"Елена Афанасьева. Колодец в небо" - читать интересную книгу автора

Добродетель ее пала. Но с ночи этого падения маленькое мантуанское
герцогство стало для Лодовико не вожделенной добычей, а сокровищницей, в
которой, как в драгоценном ларце, хранилась вожделенная герцогиня.
Даже себе самой Изабелла не могла ответить, был ли желанен для нее
Сфорциа или вспыхнувшая в ней страсть покоилась лишь на политическом
расчете. А если и так, то расчет ее оказался весьма точным. И более чем
приятным.
В Лодовико она нашла то, чего ей недоставало во Джанфранческо, -
мудрого союзника, сильного воина и искусного любовника. Не на мантуанском
престоле, а в миланской постели в ту ночь с Лодовико она впервые ощутила
себя королевой - той, которой на этой земле доступно если не все, то многое.
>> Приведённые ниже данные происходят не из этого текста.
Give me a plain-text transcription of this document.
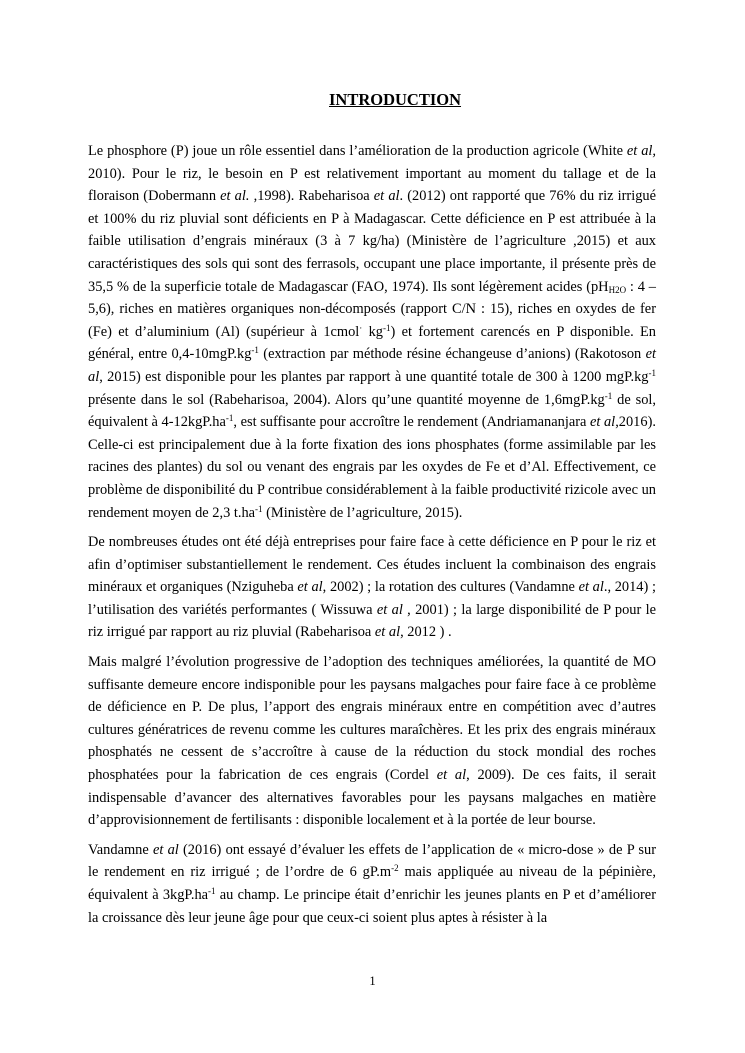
INTRODUCTION

Le phosphore (P) joue un rôle essentiel dans l’amélioration de la production agricole (White et al, 2010). Pour le riz, le besoin en P est relativement important au moment du tallage et de la floraison (Dobermann et al. ,1998). Rabeharisoa et al. (2012) ont rapporté que 76% du riz irrigué et 100% du riz pluvial sont déficients en P à Madagascar. Cette déficience en P est attribuée à la faible utilisation d’engrais minéraux (3 à 7 kg/ha) (Ministère de l’agriculture ,2015) et aux caractéristiques des sols qui sont des ferrasols, occupant une place importante, il présente près de 35,5 % de la superficie totale de Madagascar (FAO, 1974). Ils sont légèrement acides ($pH_{H2O}$ : 4 – 5,6), riches en matières organiques non-décomposés (rapport C/N : 15), riches en oxydes de fer (Fe) et d’aluminium (Al) (supérieur à 1cmol· $kg^{-1}$) et fortement carencés en P disponible. En général, entre $0,4-10mgP.kg^{-1}$ (extraction par méthode résine échangeuse d’anions) (Rakotoson et al, 2015) est disponible pour les plantes par rapport à une quantité totale de 300 à 1200 $mgP.kg^{-1}$ présente dans le sol (Rabeharisoa, 2004). Alors qu’une quantité moyenne de $1,6mgP.kg^{-1}$ de sol, équivalent à $4-12kgP.ha^{-1}$, est suffisante pour accroître le rendement (Andriamananjara et al,2016). Celle-ci est principalement due à la forte fixation des ions phosphates (forme assimilable par les racines des plantes) du sol ou venant des engrais par les oxydes de Fe et d’Al. Effectivement, ce problème de disponibilité du P contribue considérablement à la faible productivité rizicole avec un rendement moyen de 2,3 $t.ha^{-1}$ (Ministère de l’agriculture, 2015).

De nombreuses études ont été déjà entreprises pour faire face à cette déficience en P pour le riz et afin d’optimiser substantiellement le rendement. Ces études incluent la combinaison des engrais minéraux et organiques (Nziguheba et al, 2002) ; la rotation des cultures (Vandamne et al., 2014) ; l’utilisation des variétés performantes ( Wissuwa et al , 2001) ; la large disponibilité de P pour le riz irrigué par rapport au riz pluvial (Rabeharisoa et al, 2012 ) .

Mais malgré l’évolution progressive de l’adoption des techniques améliorées, la quantité de MO suffisante demeure encore indisponible pour les paysans malgaches pour faire face à ce problème de déficience en P. De plus, l’apport des engrais minéraux entre en compétition avec d’autres cultures génératrices de revenu comme les cultures maraîchères. Et les prix des engrais minéraux phosphatés ne cessent de s’accroître à cause de la réduction du stock mondial des roches phosphatées pour la fabrication de ces engrais (Cordel et al, 2009). De ces faits, il serait indispensable d’avancer des alternatives favorables pour les paysans malgaches en matière d’approvisionnement de fertilisants : disponible localement et à la portée de leur bourse.

Vandamne et al (2016) ont essayé d’évaluer les effets de l’application de « micro-dose » de P sur le rendement en riz irrigué ; de l’ordre de 6 $gP.m^{-2}$ mais appliquée au niveau de la pépinière, équivalent à $3kgP.ha^{-1}$ au champ. Le principe était d’enrichir les jeunes plants en P et d’améliorer la croissance dès leur jeune âge pour que ceux-ci soient plus aptes à résister à la

1
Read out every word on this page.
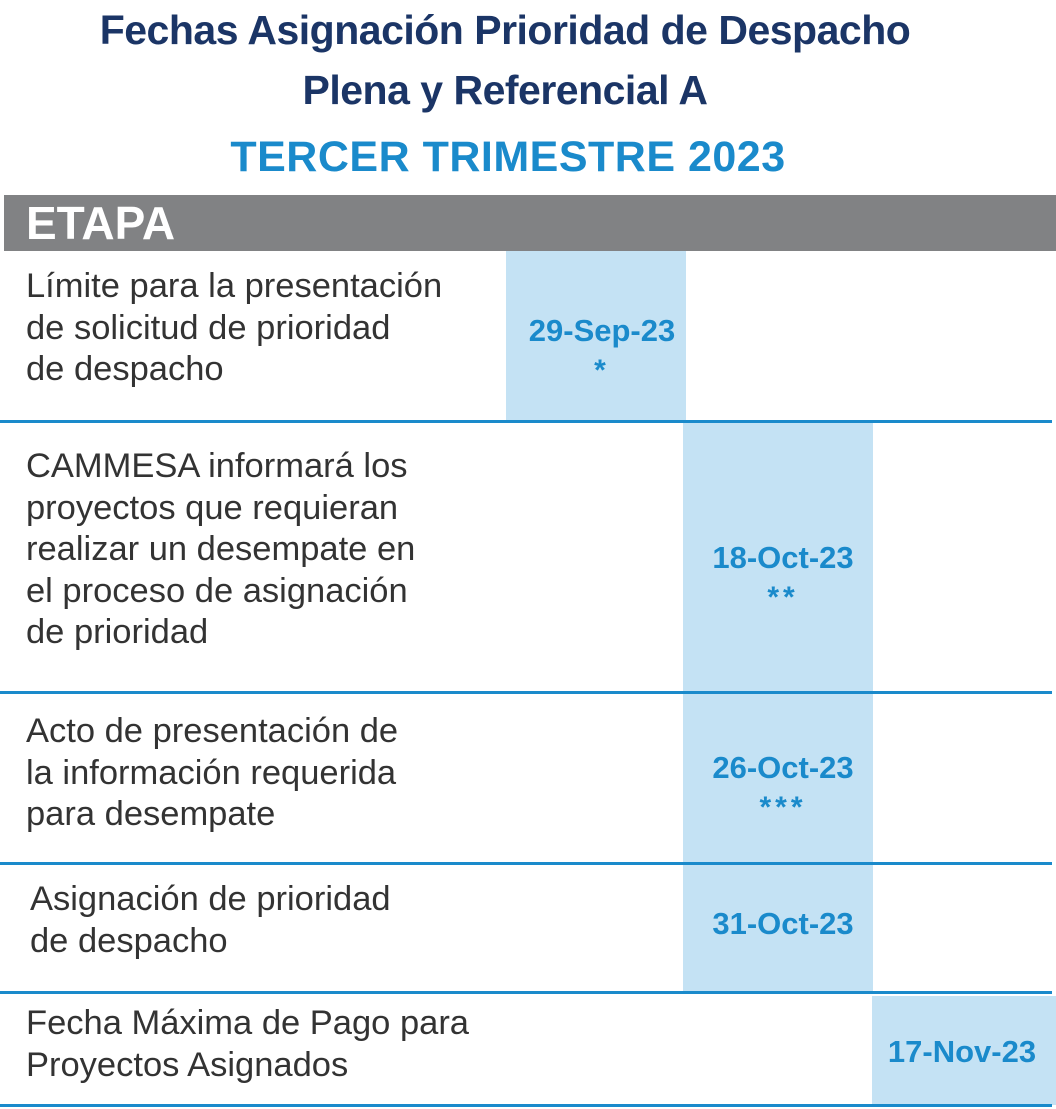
Fechas Asignación Prioridad de Despacho
Plena y Referencial A
TERCER TRIMESTRE 2023
ETAPA
Límite para la presentación
de solicitud de prioridad
de despacho
29-Sep-23
*
CAMMESA informará los
proyectos que requieran
realizar un desempate en
el proceso de asignación
de prioridad
18-Oct-23
**
Acto de presentación de
la información requerida
para desempate
26-Oct-23
***
Asignación de prioridad
de despacho	31-Oct-23
Fecha Máxima de Pago para
Proyectos Asignados	17-Nov-23
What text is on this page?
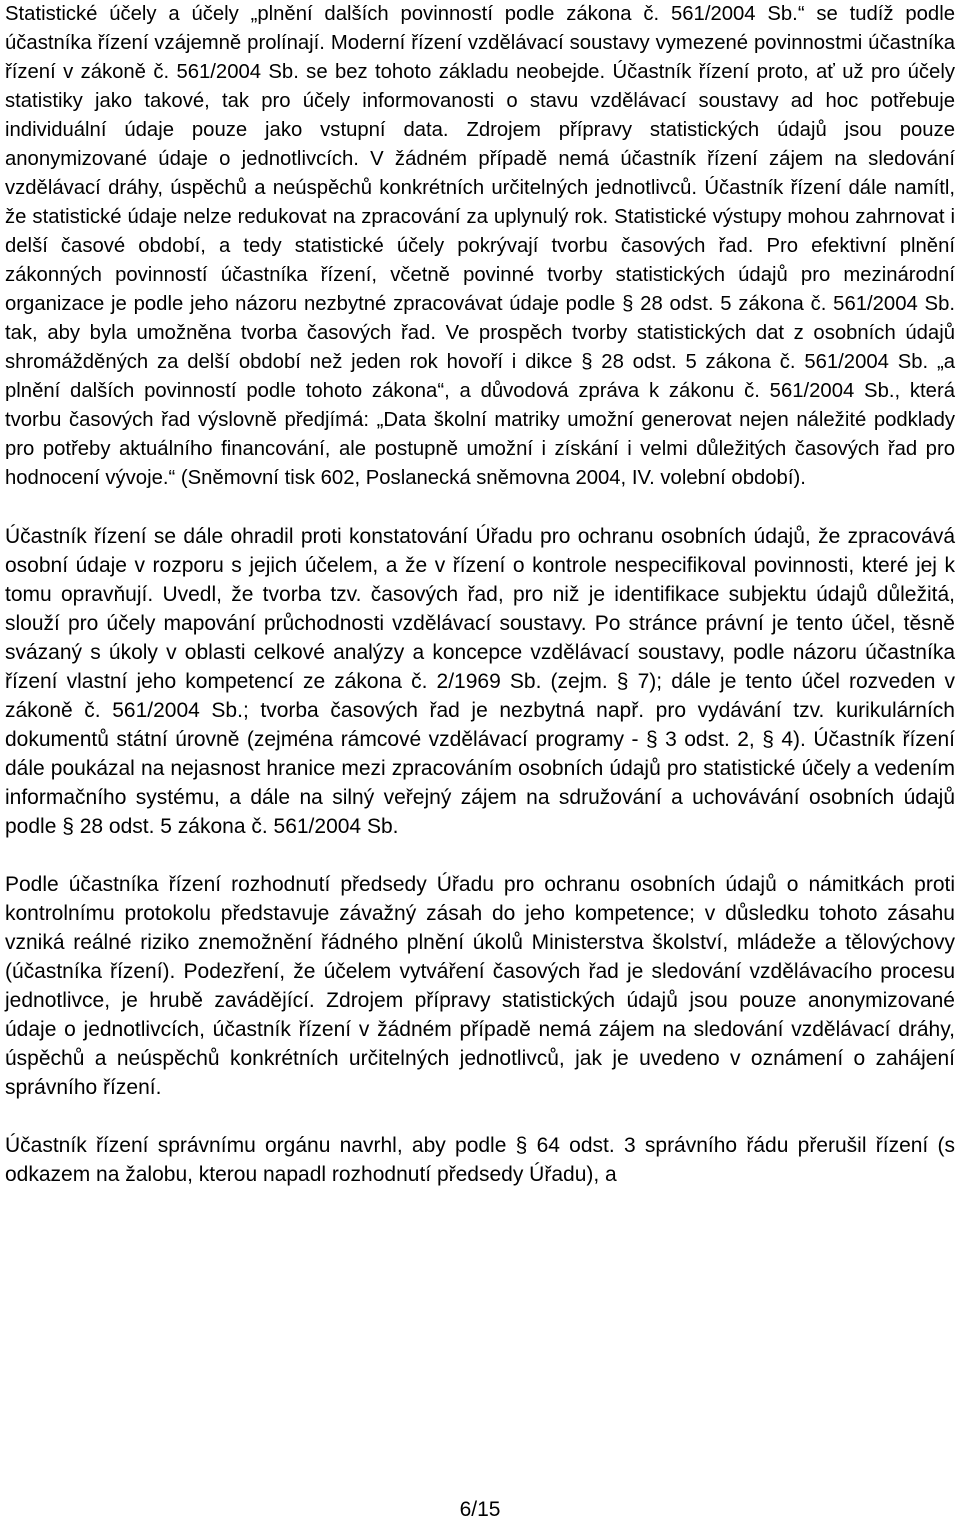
Statistické účely a účely „plnění dalších povinností podle zákona č. 561/2004 Sb.“ se tudíž podle účastníka řízení vzájemně prolínají. Moderní řízení vzdělávací soustavy vymezené povinnostmi účastníka řízení v zákoně č. 561/2004 Sb. se bez tohoto základu neobejde. Účastník řízení proto, ať už pro účely statistiky jako takové, tak pro účely informovanosti o stavu vzdělávací soustavy ad hoc potřebuje individuální údaje pouze jako vstupní data. Zdrojem přípravy statistických údajů jsou pouze anonymizované údaje o jednotlivcích. V žádném případě nemá účastník řízení zájem na sledování vzdělávací dráhy, úspěchů a neúspěchů konkrétních určitelných jednotlivců. Účastník řízení dále namítl, že statistické údaje nelze redukovat na zpracování za uplynulý rok. Statistické výstupy mohou zahrnovat i delší časové období, a tedy statistické účely pokrývají tvorbu časových řad. Pro efektivní plnění zákonných povinností účastníka řízení, včetně povinné tvorby statistických údajů pro mezinárodní organizace je podle jeho názoru nezbytné zpracovávat údaje podle § 28 odst. 5 zákona č. 561/2004 Sb. tak, aby byla umožněna tvorba časových řad. Ve prospěch tvorby statistických dat z osobních údajů shromážděných za delší období než jeden rok hovoří i dikce § 28 odst. 5 zákona č. 561/2004 Sb. „a plnění dalších povinností podle tohoto zákona“, a důvodová zpráva k zákonu č. 561/2004 Sb., která tvorbu časových řad výslovně předjímá: „Data školní matriky umožní generovat nejen náležité podklady pro potřeby aktuálního financování, ale postupně umožní i získání i velmi důležitých časových řad pro hodnocení vývoje.“ (Sněmovní tisk 602, Poslanecká sněmovna 2004, IV. volební období).

Účastník řízení se dále ohradil proti konstatování Úřadu pro ochranu osobních údajů, že zpracovává osobní údaje v rozporu s jejich účelem, a že v řízení o kontrole nespecifikoval povinnosti, které jej k tomu opravňují. Uvedl, že tvorba tzv. časových řad, pro niž je identifikace subjektu údajů důležitá, slouží pro účely mapování průchodnosti vzdělávací soustavy. Po stránce právní je tento účel, těsně svázaný s úkoly v oblasti celkové analýzy a koncepce vzdělávací soustavy, podle názoru účastníka řízení vlastní jeho kompetencí ze zákona č. 2/1969 Sb. (zejm. § 7); dále je tento účel rozveden v zákoně č. 561/2004 Sb.; tvorba časových řad je nezbytná např. pro vydávání tzv. kurikulárních dokumentů státní úrovně (zejména rámcové vzdělávací programy - § 3 odst. 2, § 4). Účastník řízení dále poukázal na nejasnost hranice mezi zpracováním osobních údajů pro statistické účely a vedením informačního systému, a dále na silný veřejný zájem na sdružování a uchovávání osobních údajů podle § 28 odst. 5 zákona č. 561/2004 Sb.

Podle účastníka řízení rozhodnutí předsedy Úřadu pro ochranu osobních údajů o námitkách proti kontrolnímu protokolu představuje závažný zásah do jeho kompetence; v důsledku tohoto zásahu vzniká reálné riziko znemožnění řádného plnění úkolů Ministerstva školství, mládeže a tělovýchovy (účastníka řízení). Podezření, že účelem vytváření časových řad je sledování vzdělávacího procesu jednotlivce, je hrubě zavádějící. Zdrojem přípravy statistických údajů jsou pouze anonymizované údaje o jednotlivcích, účastník řízení v žádném případě nemá zájem na sledování vzdělávací dráhy, úspěchů a neúspěchů konkrétních určitelných jednotlivců, jak je uvedeno v oznámení o zahájení správního řízení.

Účastník řízení správnímu orgánu navrhl, aby podle § 64 odst. 3 správního řádu přerušil řízení (s odkazem na žalobu, kterou napadl rozhodnutí předsedy Úřadu), a

6/15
Лодовико ей нравился. Умный, богатый, возбужденный - чего ж еще желать!
И лишь однажды наутро после бурной ночи зашла вместе с Лодовико посмотреть
роспись "Тайной вечери" в трапезной доминиканского монастыря Санта Мария
делле Грацие, которую уже несколько лет делал все тот же Леонардо, и увидела
алую рубаху Христа. И вспомнила - чего желать.
Настоятель монастыря приставал к Лодовико с жалобами на живописца:
- Иной день кисть в руки не возьмет! Часами стоит, уставившись в одну
точку, и еще имеет наглость говорить, что он думает! Сколько времени без
толку проводит в размышлениях, отрываясь от работы.
Этот не слишком опрятный монах считал, что с художников надлежит
требовать, чтобы, взяв в руки кисть, они не выпускали ее из рук до окончания
работы. Монах все зудел и зудел, пока Леонардо не швырнул в сторону длинную
кисть, которой он указывал на размещенные за столом фигуры, объясняя
Лодовико, почему он усадил Иуду рядом с другими учениками Христа.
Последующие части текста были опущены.